The park’s landmark is a bronze statue of a small somber boy holding a folded American flag. There was something powerful about seeing him surrounded by folks of every color demanding that black people be able to enjoy the freedoms that America promises.

And it wasn’t just the size and the spirit of the protesters that uplifted me, it was the endless stream of honks and thumbs up from cars that streamed through the busy intersection. And the signs that waved: “Black Lives Matter.” “I can’t breathe” “We will not change the world by asking nicely.”

Officials had prepared for the worst; there were police cars parked along the curb and the shopping center across the street had been shut down, its store windows boarded up.

The officers on duty said folks had been gathering for hours by the time I got there at 3. While I was there, the most substantial order they’d issued was “please stay on the sidewalks, not on the street.”

I’ve lived in this neighborhood for almost 35 years, and what I saw and felt as I surveyed the crowd moved me to tears. I spotted the Girl Scout cookies leader from our local school, a couple of my daughter’s college friends, the old couple who used to usher at my church. I don’t think I have ever felt such a sense of belonging — of being valuable — in my Northridge community before.
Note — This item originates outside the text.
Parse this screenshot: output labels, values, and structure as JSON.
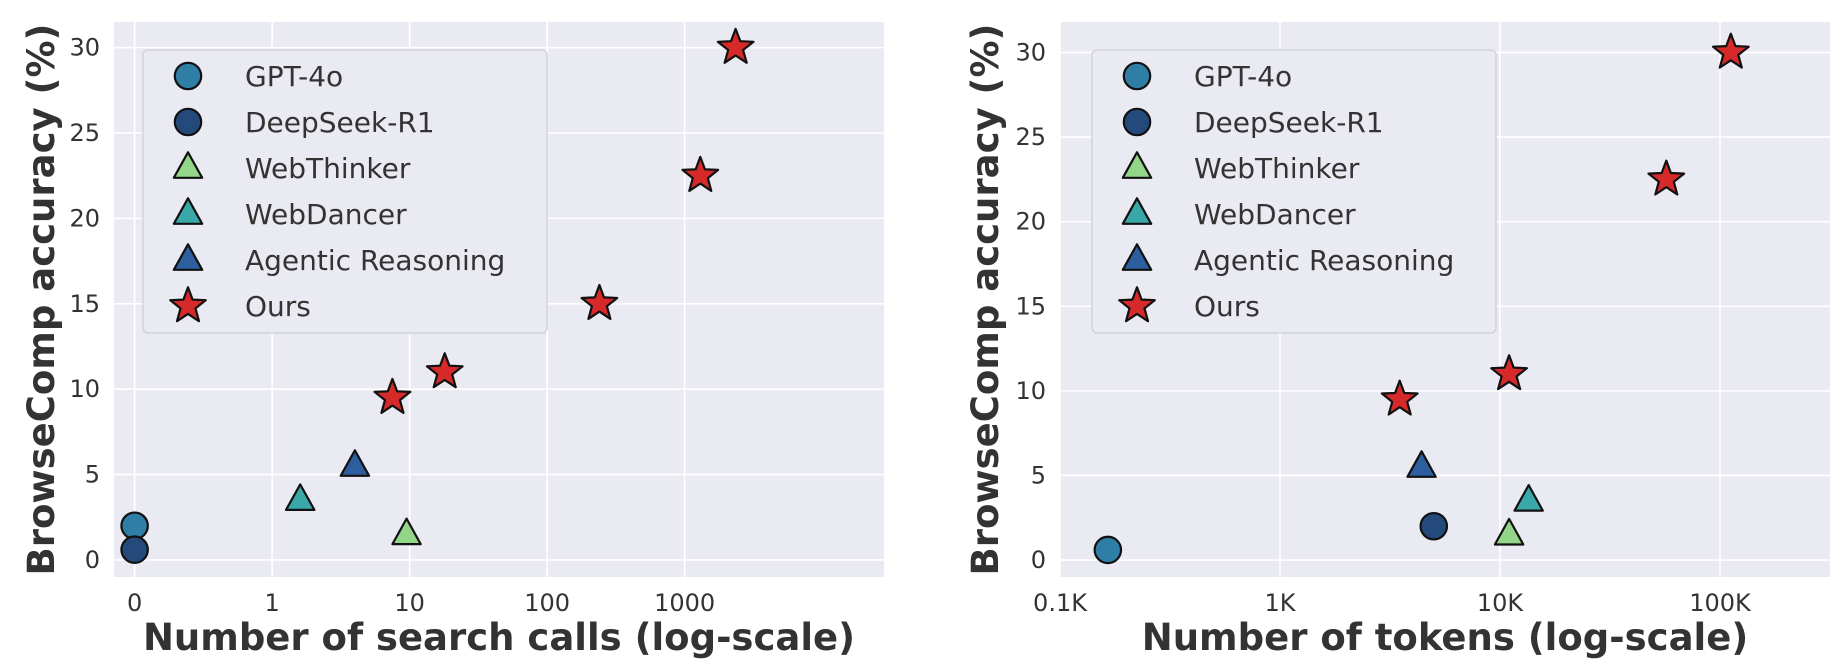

I imagine gatherings like this are going on all across our city. But we only get wind of them when order breaks down. It’s so easy to expect the worst of people we imagine are nothing like us.

But I realize now that I live in a neighborhood I only thought I knew. And if these young people can carry forth this new spirit of equality, maybe they can help renew our faith in our stumbling country and communities.

They’re demanding the justice that leads to peace.